Comment expliquer ce retard ? La mise à niveau d’un système d’exploitation dans une entreprise qui a des centaines, voire des milliers de postes de travail, n’est jamais un long fleuve tranquille. La preuve, certaines entreprises ont mis jusqu'à trois ans pour passer de Windows XP à Windows 7, selon Kollective.

Deuxième raison expliquant ce retard, le cout de ce chantier. Microsoft permet d’étendre le support aux grandes organisations, mais ce coût est estimé à 500 000 dollars pour une entreprise possédant 10 000 postes de travail, selon cette étude.

 La fin du poste de travail « lourd » ?

Enfin, il y a la méconnaissance de la complexité de ce chantier et des offres de Microsoft. Premièrement, de nombreuses équipes informatiques ne se rendent pas compte de l'impact de Windows 10 sur leur calendrier de mise à jour, a constaté Kollective. Deuxièmement, 15% des équipes IT ignorent l'existence de Windows-as-a-service.

Avec Windows 10, les entreprises peuvent en effet bénéficier d’un produit au sens Agile du terme, c’est-à-dire évolutif et personnalisable en permanence selon ses besoins. C’est le principe du « PC as a service ». Cela implique de désigner au sein des DSI un Product Owner qui en sera le responsable, en fera la promotion auprès des métiers et identifiera avec eux les fonctionnalités susceptibles d’apporter de la valeur.
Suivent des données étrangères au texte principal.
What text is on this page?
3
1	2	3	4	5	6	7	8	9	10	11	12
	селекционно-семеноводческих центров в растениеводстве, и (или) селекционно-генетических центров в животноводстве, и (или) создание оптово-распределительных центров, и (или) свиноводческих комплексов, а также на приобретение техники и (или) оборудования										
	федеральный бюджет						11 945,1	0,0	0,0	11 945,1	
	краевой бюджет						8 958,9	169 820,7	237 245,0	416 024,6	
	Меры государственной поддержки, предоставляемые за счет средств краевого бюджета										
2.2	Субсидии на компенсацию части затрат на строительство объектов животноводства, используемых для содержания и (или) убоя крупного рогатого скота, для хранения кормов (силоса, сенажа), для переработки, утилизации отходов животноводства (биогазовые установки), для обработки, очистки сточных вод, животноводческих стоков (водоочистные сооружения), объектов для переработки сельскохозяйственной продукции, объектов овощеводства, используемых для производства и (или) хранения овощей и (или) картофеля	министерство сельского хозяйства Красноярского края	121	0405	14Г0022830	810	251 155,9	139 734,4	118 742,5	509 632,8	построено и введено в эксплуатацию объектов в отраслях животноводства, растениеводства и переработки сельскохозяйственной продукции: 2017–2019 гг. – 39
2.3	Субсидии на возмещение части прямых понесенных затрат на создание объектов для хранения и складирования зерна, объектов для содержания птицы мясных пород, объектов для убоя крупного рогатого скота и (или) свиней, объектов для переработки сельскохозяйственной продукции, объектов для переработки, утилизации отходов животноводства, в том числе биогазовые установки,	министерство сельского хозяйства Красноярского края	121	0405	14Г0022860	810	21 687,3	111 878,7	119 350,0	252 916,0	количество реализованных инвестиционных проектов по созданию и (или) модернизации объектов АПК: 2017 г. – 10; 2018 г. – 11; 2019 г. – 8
De façon plus générale, la migration vers Windows 10 confirme que la gestion des systèmes d’exploitation installés sur chaque poste de travail, fixe ou mobile, et l’intégration des correctifs de sécurité sont des tâches tellement récurrentes qu’elles en deviennent chronophages.

Car après Windows 7, ce sera au tour de Windows 8.1, dont le support étendu s’arrêtera  le 10 janvier 2023 (le support standard étant terminé depuis janvier  2018).

C’est une course sans fin. Et les DSI semblent dépassées. En mesurant le temps nécessaire à appliquer les correctifs de sécurité, Kenna Security et du Cyentia Institute ont constaté qu’en moyenne il a fallu 26 jours pour corriger un quart des failles, 100 jours pour atteindre la moitié et presqu’un an pour atteindre 75 % (rapport « Prioritization to Prediction. Volume 3: Winning the Remediation Race »).

L’avenir passe certainement par l’abandon des postes de travail « classiques » au profit de clients « légers ». Il s’agit d’une application installée sur un serveur Web, qui permet aux utilisateurs d’accéder à la plupart de leurs outils à partir d’un simple navigateur, y compris ceux utilisant des plateformes autres que Windows.